Greenelis GFC Contender Makes Paris Air Show

A trio of plane makers was seen pushing a trailer with an aeronautical looking object into the Paris Air Show last week.  It turned out to be the Greenelis PXLD, a Green Flight Challenge flyer, and it looked a great deal like the offspring of the Dieselis and the Gazaille, two French light sport aircraft powered by converted Diesel automobile engines and designed by Paul Lucas.

Bernard Stervinou, left, Arthur Nirma, center, and Paul Lucas unload their improved fuel economy plane Greenelis at the Paris Air Show in Le Bourget, east of Paris, Sunday, June 19, 2011. AP Photo/Michel Euler

Like its predecessors, it is made of wood and plywood, but in this case has a wing spar built of carbon fiber with “innovative geometry” and a wing covered with plywood.  Greenelis’ fuselage has wooden formers and longerons, and like its forbearers, a plywood shell giving its aerodynamic form.

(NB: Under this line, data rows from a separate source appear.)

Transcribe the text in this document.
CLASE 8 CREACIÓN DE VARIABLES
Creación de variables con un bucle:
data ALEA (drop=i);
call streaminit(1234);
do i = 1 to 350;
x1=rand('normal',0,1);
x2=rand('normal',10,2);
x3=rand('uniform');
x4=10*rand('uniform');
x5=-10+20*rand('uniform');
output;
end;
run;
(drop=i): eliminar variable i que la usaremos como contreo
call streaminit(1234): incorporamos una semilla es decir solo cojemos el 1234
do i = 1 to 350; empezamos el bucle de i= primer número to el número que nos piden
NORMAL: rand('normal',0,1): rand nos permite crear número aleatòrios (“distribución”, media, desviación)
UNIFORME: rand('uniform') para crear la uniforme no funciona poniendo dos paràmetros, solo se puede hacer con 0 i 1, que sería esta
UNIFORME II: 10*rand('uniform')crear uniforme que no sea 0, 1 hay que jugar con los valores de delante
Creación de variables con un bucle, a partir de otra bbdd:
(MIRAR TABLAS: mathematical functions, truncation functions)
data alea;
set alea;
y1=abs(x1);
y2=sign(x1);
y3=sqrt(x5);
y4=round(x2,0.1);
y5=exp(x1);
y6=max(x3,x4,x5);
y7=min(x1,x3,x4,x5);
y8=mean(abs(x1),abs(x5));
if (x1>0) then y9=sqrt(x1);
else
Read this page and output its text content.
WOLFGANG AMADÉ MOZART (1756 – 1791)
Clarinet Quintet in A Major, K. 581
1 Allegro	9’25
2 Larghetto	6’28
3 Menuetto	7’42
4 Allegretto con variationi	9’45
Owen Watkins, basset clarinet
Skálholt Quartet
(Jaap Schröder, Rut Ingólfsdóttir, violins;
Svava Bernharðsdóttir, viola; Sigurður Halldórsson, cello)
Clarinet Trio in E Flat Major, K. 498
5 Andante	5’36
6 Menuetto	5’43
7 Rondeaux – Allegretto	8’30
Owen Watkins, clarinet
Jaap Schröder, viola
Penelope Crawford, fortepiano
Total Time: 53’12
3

The 11 meter (35.2-foot) span, Two-place side by side craft is powered by an 800 cc Mercedes Smartcar turbocharged Diesel engine that produces 30 kilowatts, or 42 horsepower.  A single retractable, center-line landing gear (with outriggers) helps give the 275-kilogram (605 pounds) empty-weight airplane a 220 kilometer per hour (136.4 mph) top speed and a 160 km/hr (99.2 mph) cruise.  At that speed its petite engine sips a mere 1.8 liters per 100 kilometers (130.7 miles per gallon), or 261.4 passenger miles per gallon, well within one Green Flight Challenge criterion.

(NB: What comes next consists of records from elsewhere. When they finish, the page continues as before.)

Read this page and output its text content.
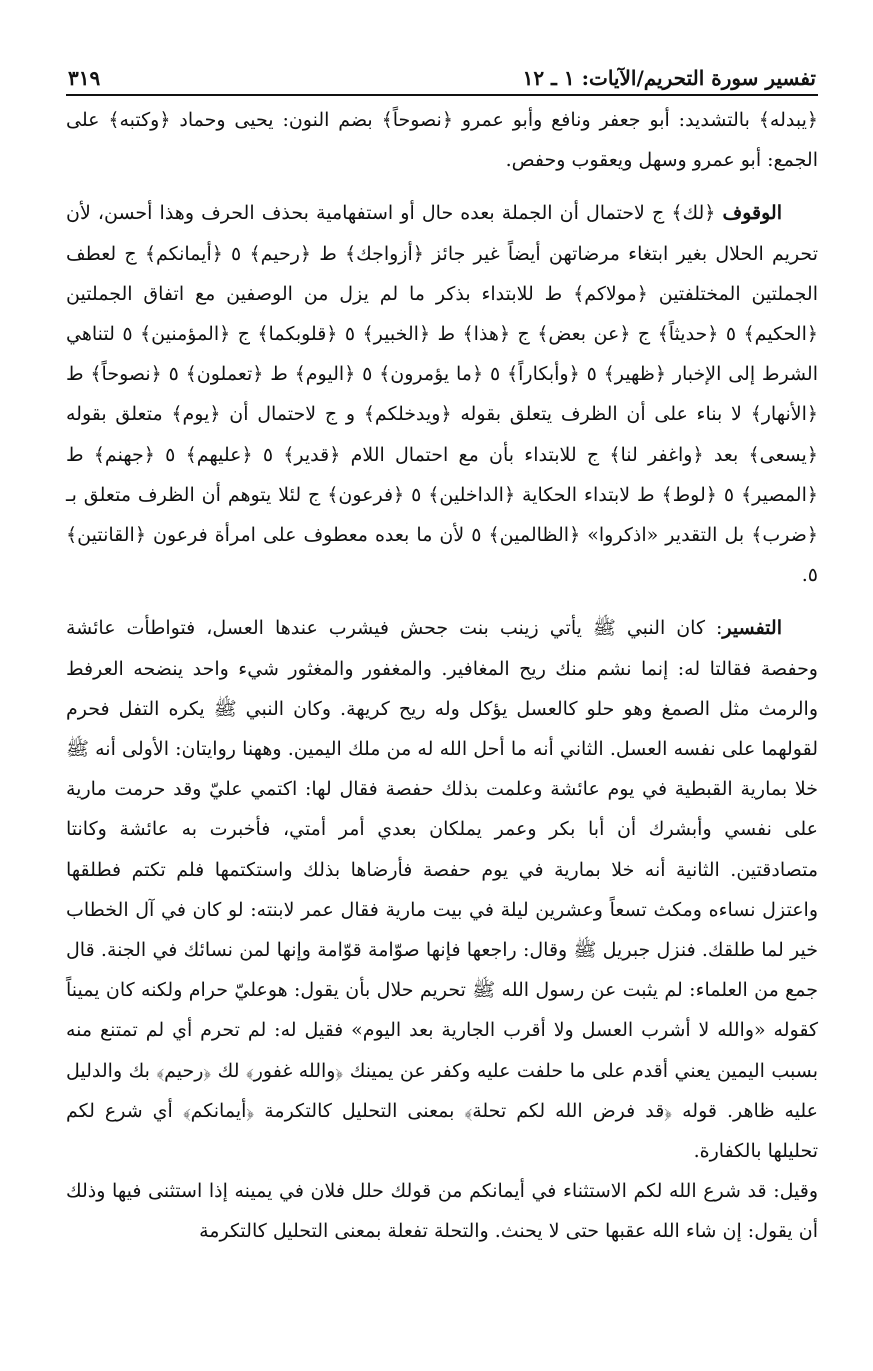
تفسير سورة التحريم/الآيات: ١ ـ ١٢
٣١٩

﴿يبدله﴾ بالتشديد: أبو جعفر ونافع وأبو عمرو ﴿نصوحاً﴾ بضم النون: يحيى وحماد ﴿وكتبه﴾ على الجمع: أبو عمرو وسهل ويعقوب وحفص.

الوقوف ﴿لك﴾ ج لاحتمال أن الجملة بعده حال أو استفهامية بحذف الحرف وهذا أحسن، لأن تحريم الحلال بغير ابتغاء مرضاتهن أيضاً غير جائز ﴿أزواجك﴾ ط ﴿رحيم﴾ ٥ ﴿أيمانكم﴾ ج لعطف الجملتين المختلفتين ﴿مولاكم﴾ ط للابتداء بذكر ما لم يزل من الوصفين مع اتفاق الجملتين ﴿الحكيم﴾ ٥ ﴿حديثاً﴾ ج ﴿عن بعض﴾ ج ﴿هذا﴾ ط ﴿الخبير﴾ ٥ ﴿قلوبكما﴾ ج ﴿المؤمنين﴾ ٥ لتناهي الشرط إلى الإخبار ﴿ظهير﴾ ٥ ﴿وأبكاراً﴾ ٥ ﴿ما يؤمرون﴾ ٥ ﴿اليوم﴾ ط ﴿تعملون﴾ ٥ ﴿نصوحاً﴾ ط ﴿الأنهار﴾ لا بناء على أن الظرف يتعلق بقوله ﴿ويدخلكم﴾ و ج لاحتمال أن ﴿يوم﴾ متعلق بقوله ﴿يسعى﴾ بعد ﴿واغفر لنا﴾ ج للابتداء بأن مع احتمال اللام ﴿قدير﴾ ٥ ﴿عليهم﴾ ٥ ﴿جهنم﴾ ط ﴿المصير﴾ ٥ ﴿لوط﴾ ط لابتداء الحكاية ﴿الداخلين﴾ ٥ ﴿فرعون﴾ ج لئلا يتوهم أن الظرف متعلق بـ ﴿ضرب﴾ بل التقدير «اذكروا» ﴿الظالمين﴾ ٥ لأن ما بعده معطوف على امرأة فرعون ﴿القانتين﴾ ٥.

التفسير: كان النبي ﷺ يأتي زينب بنت جحش فيشرب عندها العسل، فتواطأت عائشة وحفصة فقالتا له: إنما نشم منك ريح المغافير. والمغفور والمغثور شيء واحد ينضحه العرفط والرمث مثل الصمغ وهو حلو كالعسل يؤكل وله ريح كريهة. وكان النبي ﷺ يكره التفل فحرم لقولهما على نفسه العسل. الثاني أنه ما أحل الله له من ملك اليمين. وههنا روايتان: الأولى أنه ﷺ خلا بمارية القبطية في يوم عائشة وعلمت بذلك حفصة فقال لها: اكتمي عليّ وقد حرمت مارية على نفسي وأبشرك أن أبا بكر وعمر يملكان بعدي أمر أمتي، فأخبرت به عائشة وكانتا متصادقتين. الثانية أنه خلا بمارية في يوم حفصة فأرضاها بذلك واستكتمها فلم تكتم فطلقها واعتزل نساءه ومكث تسعاً وعشرين ليلة في بيت مارية فقال عمر لابنته: لو كان في آل الخطاب خير لما طلقك. فنزل جبريل ﷺ وقال: راجعها فإنها صوّامة قوّامة وإنها لمن نسائك في الجنة. قال جمع من العلماء: لم يثبت عن رسول الله ﷺ تحريم حلال بأن يقول: هوعليّ حرام ولكنه كان يميناً كقوله «والله لا أشرب العسل ولا أقرب الجارية بعد اليوم» فقيل له: لم تحرم أي لم تمتنع منه بسبب اليمين يعني أقدم على ما حلفت عليه وكفر عن يمينك ﴿والله غفور﴾ لك ﴿رحيم﴾ بك والدليل عليه ظاهر. قوله ﴿قد فرض الله لكم تحلة﴾ بمعنى التحليل كالتكرمة ﴿أيمانكم﴾ أي شرع لكم تحليلها بالكفارة.

وقيل: قد شرع الله لكم الاستثناء في أيمانكم من قولك حلل فلان في يمينه إذا استثنى فيها وذلك أن يقول: إن شاء الله عقبها حتى لا يحنث. والتحلة تفعلة بمعنى التحليل كالتكرمة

Lawrence Speer will be team leader for the GFC, and Paul Lucas, besides designing Greenelis, is constructing the craft, along with Bernard Stervinou and Arthur Nirma.  Alain Raposo is responsible for keeping the Mercedes humming, Romain Lucas for keeping the airplane’s electronics from humming,  Julien Stervinou plots the flight strategy necessary to win and Pauline Stervinou provides the photographs and words to the outside world.

On static display for the week, showing off its F-WGFC registration, Greenelis shared the limelight with its larger and tinier green counterparts in exemplifying the quest for ultimate aeronautical efficiency.